I am at least one two-billion-three-hundred-millionth responsible for the contemporary world and bear the burden gamely. Why not take up my burden and follow me as I, too, follow? The burden of Light.
Or why not take up, better than I have, the same burden and improve upon my shambling progress?
I am the occasionally somewhat rich man who finds the Kingdom of Heaven at hand this day—and the next, discovers in his private concerns and small affluence that the door has narrowed down and his camel is balked by its load. The little acre I have dedicated stays where it is but wants, sometimes, for cultivation. I have sinned; that is why I understand sin. Men have made enough things for me to last fifty lifetimes; I have given them away for newer, more expedient things. Enough substance has been dug out of the earth and grown upon it and sold to me to support a tenementful of more intent philosophers. And I cannot compare myself favorably with other men: perhaps they lacked my environmental opportunities—a Princeton education, for instance—or a youth's experience of Montclair, New Jersey. (What grim lessons!). If, furthermore, my assigns perish with the yuts and their barbarous impedimenta, they will have no reason to remember me kindly.
But these are my problems.
And these are your problems, too.
Do you repent at all?
Or ever act?
Or merely join another lunch club and boost your voice loose? What fagins brought you up?
Old Bob Durfree, editor of the magazine for which I'd written so many yarns about Cynthia Davis and Cynthia's silly mother and Cynthia's patient pop would welcome this one. My short stories, my serials, were a branded feature of Bob's magazine.
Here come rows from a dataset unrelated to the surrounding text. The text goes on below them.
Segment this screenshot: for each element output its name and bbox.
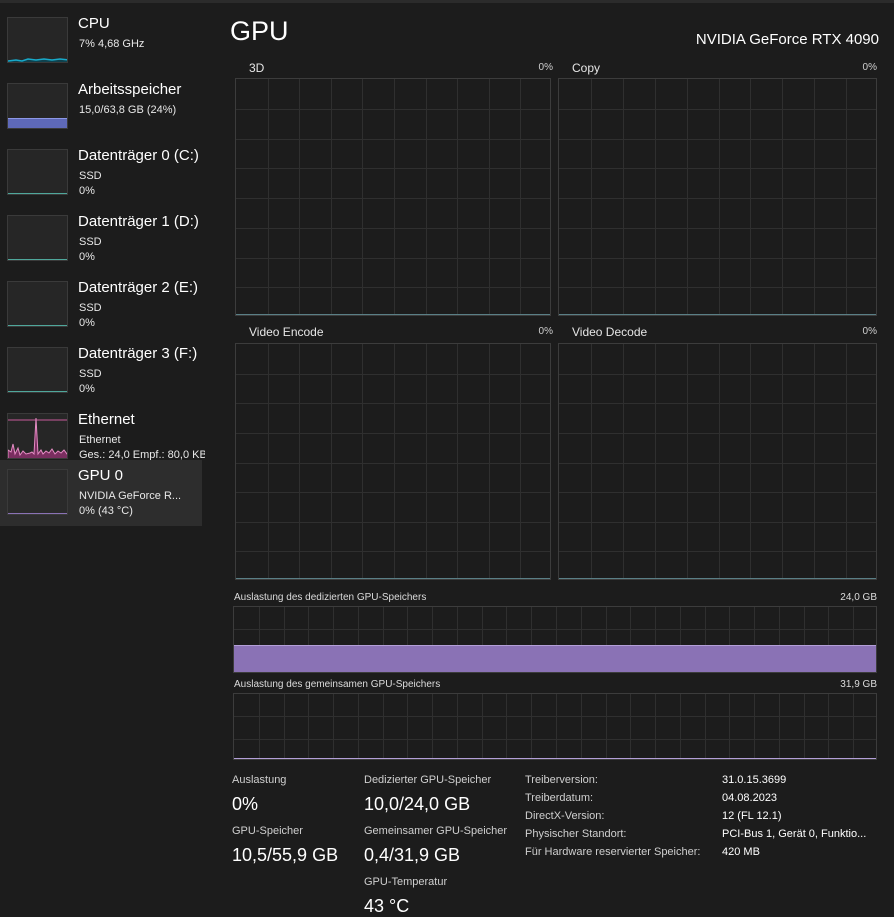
- engine-value-video-encode: 0%: [538, 326, 553, 337]
- sidebar-item-cpu[interactable]: CPU 7% 4,68 GHz: [0, 8, 202, 74]
- gpu-memory-value: 10,5/55,9 GB: [232, 845, 339, 865]
- dedicated-memory-max: 24,0 GB: [840, 592, 877, 603]
- driver-version-value: 31.0.15.3699: [722, 774, 787, 786]
- driver-version-label: Treiberversion:: [525, 774, 598, 786]
- sidebar-item-adapter: Ethernet: [79, 434, 121, 446]
- hardware-reserved-memory-label: Für Hardware reservierter Speicher:: [525, 846, 701, 858]
- disk-thumbnail-graph: [7, 347, 68, 393]
- engine-selector-copy[interactable]: Copy: [572, 61, 600, 75]
- shared-memory-fill: [234, 758, 876, 759]
- sidebar-item-label: GPU 0: [78, 467, 124, 484]
- sidebar-item-type: SSD: [79, 170, 102, 182]
- gpu-model-name: NVIDIA GeForce RTX 4090: [695, 31, 879, 48]
- sidebar-item-memory[interactable]: Arbeitsspeicher 15,0/63,8 GB (24%): [0, 74, 202, 140]
- sidebar-item-label: Datenträger 1 (D:): [78, 213, 199, 230]
- gpu-memory-label: GPU-Speicher: [232, 825, 303, 837]
- dedicated-memory-stat-label: Dedizierter GPU-Speicher: [364, 774, 492, 786]
- dedicated-memory-label: Auslastung des dedizierten GPU-Speichers: [234, 592, 427, 603]
- directx-version-label: DirectX-Version:: [525, 810, 605, 822]
- sidebar-item-detail: 15,0/63,8 GB (24%): [79, 104, 177, 116]
- sidebar-item-gpu-0[interactable]: GPU 0 NVIDIA GeForce R... 0% (43 °C): [0, 460, 202, 526]
- engine-selector-3d[interactable]: 3D: [249, 61, 264, 75]
- shared-memory-stat-label: Gemeinsamer GPU-Speicher: [364, 825, 508, 837]
- gpu-temperature-label: GPU-Temperatur: [364, 876, 448, 888]
- sidebar-item-usage: 0%: [79, 251, 95, 263]
- shared-memory-graph: [233, 693, 877, 760]
- dedicated-memory-stat-value: 10,0/24,0 GB: [364, 794, 471, 814]
- performance-sidebar: CPU 7% 4,68 GHz Arbeitsspeicher 15,0/63,…: [0, 4, 205, 917]
- sidebar-item-type: SSD: [79, 236, 102, 248]
- utilization-label: Auslastung: [232, 774, 287, 786]
- sidebar-item-usage: 0% (43 °C): [79, 505, 133, 517]
- cpu-thumbnail-graph: [7, 17, 68, 63]
- graph-video-encode: [235, 343, 551, 580]
- engine-selector-video-encode[interactable]: Video Encode: [249, 325, 324, 339]
- disk-thumbnail-graph: [7, 149, 68, 195]
- engine-value-video-decode: 0%: [862, 326, 877, 337]
- graph-copy: [558, 78, 877, 316]
- dedicated-memory-graph: [233, 606, 877, 673]
- sidebar-item-disk-2[interactable]: Datenträger 2 (E:) SSD 0%: [0, 272, 202, 338]
- physical-location-value: PCI-Bus 1, Gerät 0, Funktio...: [722, 828, 867, 840]
- driver-date-label: Treiberdatum:: [525, 792, 594, 804]
- shared-memory-stat-value: 0,4/31,9 GB: [364, 845, 461, 865]
- physical-location-label: Physischer Standort:: [525, 828, 627, 840]
- sidebar-item-model: NVIDIA GeForce R...: [79, 490, 182, 502]
- shared-memory-label: Auslastung des gemeinsamen GPU-Speichers: [234, 679, 441, 690]
- dedicated-memory-fill: [234, 644, 876, 672]
- sidebar-item-type: SSD: [79, 368, 102, 380]
- engine-value-copy: 0%: [862, 62, 877, 73]
- hardware-reserved-memory-value: 420 MB: [722, 846, 760, 858]
- sidebar-item-label: Arbeitsspeicher: [78, 81, 182, 98]
- sidebar-item-label: Ethernet: [78, 411, 135, 428]
- driver-date-value: 04.08.2023: [722, 792, 778, 804]
- utilization-value: 0%: [232, 794, 259, 814]
- sidebar-item-disk-3[interactable]: Datenträger 3 (F:) SSD 0%: [0, 338, 202, 404]
- graph-3d: [235, 78, 551, 316]
- sidebar-item-label: Datenträger 2 (E:): [78, 279, 199, 296]
- sidebar-item-usage: 0%: [79, 317, 95, 329]
- window-top-border: [0, 0, 894, 3]
- disk-thumbnail-graph: [7, 215, 68, 261]
- shared-memory-max: 31,9 GB: [840, 679, 877, 690]
- engine-value-3d: 0%: [538, 62, 553, 73]
- sidebar-item-label: Datenträger 3 (F:): [78, 345, 198, 362]
- ethernet-thumbnail-graph: [7, 413, 68, 459]
- directx-version-value: 12 (FL 12.1): [722, 810, 782, 822]
- gpu-temperature-value: 43 °C: [364, 896, 410, 916]
- sidebar-item-type: SSD: [79, 302, 102, 314]
- sidebar-item-disk-1[interactable]: Datenträger 1 (D:) SSD 0%: [0, 206, 202, 272]
- gpu-thumbnail-graph: [7, 469, 68, 515]
- sidebar-item-label: Datenträger 0 (C:): [78, 147, 199, 164]
- sidebar-item-detail: 7% 4,68 GHz: [79, 38, 145, 50]
- graph-video-decode: [558, 343, 877, 580]
- disk-thumbnail-graph: [7, 281, 68, 327]
- memory-thumbnail-graph: [7, 83, 68, 129]
- sidebar-item-usage: 0%: [79, 185, 95, 197]
- sidebar-item-disk-0[interactable]: Datenträger 0 (C:) SSD 0%: [0, 140, 202, 206]
- sidebar-item-usage: 0%: [79, 383, 95, 395]
- sidebar-item-label: CPU: [78, 15, 110, 32]
- engine-selector-video-decode[interactable]: Video Decode: [572, 325, 647, 339]
- page-title: GPU: [230, 16, 289, 46]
Struggling years! A hundred serials—froth composed of my blood and sweat and tears—were written for nothing. And then, at last, Success. Chimes in the mercantile establishments! Fiesta for salesmen! Orgasms in banks! The Cynthia stories belonged more to Bob Durfree's magazine than to me—and nearly as much to the taste of millions as to my taste, although I sometimes put spices in the meringue that offended the flaccid palate of Mrs. America and the lovely abscess she rears as a daughter.